Key Concept: オープンサイエンス(open science) 研究プロセスの全段階——仮説生成、データ収集、分析、報告——における透明性、アクセス可能性、再現可能性を高めることで、科学の自己修正機能を強化しようとする運動・実践の総称。心理学では2010年代から急速に制度化された。(→ Module 2-4, Section 5「方法論的課題と改善」参照)
Center for Open Science (COS) とOSF¶
オープンサイエンス運動の制度的中核を担ったのがCenter for Open Science(COS、2013年設立)である。COS は Brian Nosek(バージニア大学)らによって設立された非営利団体であり、Open Science Framework(OSF)の運営を通じて、事前登録、データ共有、研究材料の公開を一元的に支援するインフラストラクチャを構築した。
OSFの主要機能は以下の通りである。
| 機能 | 説明 |
|---|---|
| 事前登録 | 研究計画をタイムスタンプ付きで登録・公開 |
| データ管理 | 研究データのアップロード・バージョン管理・DOI付与 |
| プロジェクト管理 | 共同研究者間での資料共有・進捗管理 |
| プレプリント | PsyArXiv等のプレプリントサーバーとの統合 |
| コンポーネント構成 | 1つのプロジェクトに複数の研究・データセットを階層的に整理 |
Transparency and Openness Promotion (TOP) ガイドライン¶
Key Concept: TOPガイドライン(Transparency and Openness Promotion Guidelines) COS が策定した、学術雑誌における透明性とオープン性を促進するためのガイドライン。
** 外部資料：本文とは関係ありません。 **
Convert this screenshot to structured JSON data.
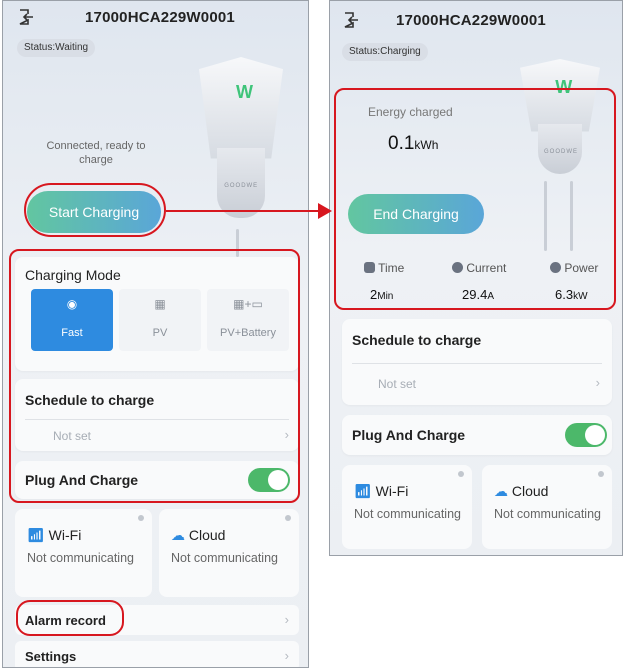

8つの基準領域(引用基準、データの透明性、分析コードの透明性、研究材料の透明性、デザインと分析の透明性、事前登録、分析計画の事前登録、追試)について、それぞれ3段階(Level 1: 開示、Level 2: 要求、Level 3: 検証)の実施水準を定めている。Nosek et al. (2015) がScience誌に発表。
TOPガイドラインは2015年の発表時に500以上の学術雑誌と100以上の学術団体から支持を受けた。各雑誌は自らの方針としてどの基準をどのレベルで採用するかを宣言することで、段階的にオープンサイエンスの実践を導入できる。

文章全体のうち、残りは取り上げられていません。